= Kuchuk Hanem =

Egyptian dancer

Kuchuk Hanem was a famed beauty and Ghawazee dancer of Esna, mentioned in two unrelated accounts of travel to Egypt, the French novelist Gustave Flaubert and the American adventurer George William Curtis.

Kuchuk Hanem became a key figure and symbol in Flaubert's Orientalist accounts of the East. Flaubert visited her during his sojourn in Egypt on his journey to the East in 1849-51 accompanied by Maxime Du Camp. The orientalist themes that pervade his work depended heavily on his experiences in Egypt and his likely sexual liaison with Kuchuk Hanem. Dancers in two of his novellas, Herodias and Temptation of Saint Anthony, evoke a woman dancer who performs scenes from Salome and the Queen of Sheba. Both of these dances were standards of the repertoire of dancers of this period, especially a dance step known as "the bee" or "the wasp," with the dancer standing musing in a pensive posture until a buzzing insect flies into her clothing and she "flees" in terror, dancing rapidly, and removing articles of clothing in the manner of a provocative strip-tease. Later, Kuchuk Hanem was the subject of an 1851 poem by Louis Bouilhet, "Kuchuk-Hanem, Souveneer" which was inspired by Flaubert's accounts from letters. Louise Colet, a mistress of Flaubert, is said to have sought out the aging dancer on a trip to Egypt at the time of the opening of the Suez Canal, in order to report back to Flaubert the ravages that time had wrought on the woman he so admired.

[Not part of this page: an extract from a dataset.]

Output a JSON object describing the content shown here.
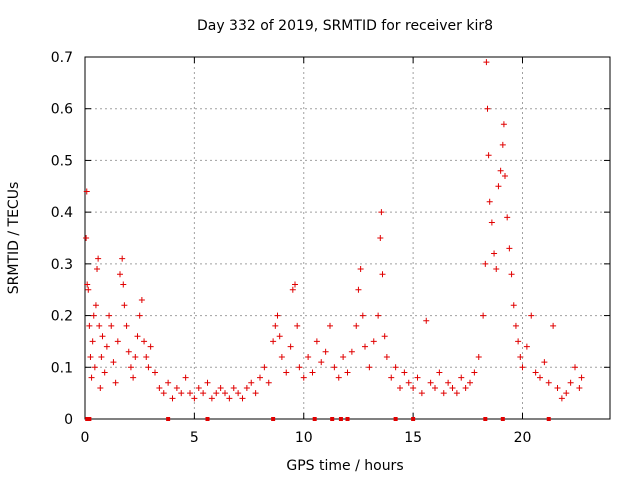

It seems certain that she was also an influence on George William Curtis, suggesting that she was one of the most sought-after entertainers in Upper Egypt during the colonial period. Comparisons of the two narratives demonstrate a house with a courtyard, a stairway in poor repair leading to an upper room furnished with two divans, a young female attendant named Zeneb, an old man playing a rebaba, and an old woman who kept time on the tar.

"Kuchuk Hanem" is not a proper name and actually means "little lady" in Turkish (küçük hanım). It might be a term of endearment applied to a child, a lover, or a famous dancer. Flaubert reports that she was from Sohag from Upper Egypt but it remains unclear if this was a name chosen by the woman to represent herself to the colonial tourists or if this is a casual shorthand name used by the two writers to describe her. The sensationalized and eroticized presence of Kuchuk Hanem within the literature of this period underscores early misrepresentations of non-western women in the imagination of the West.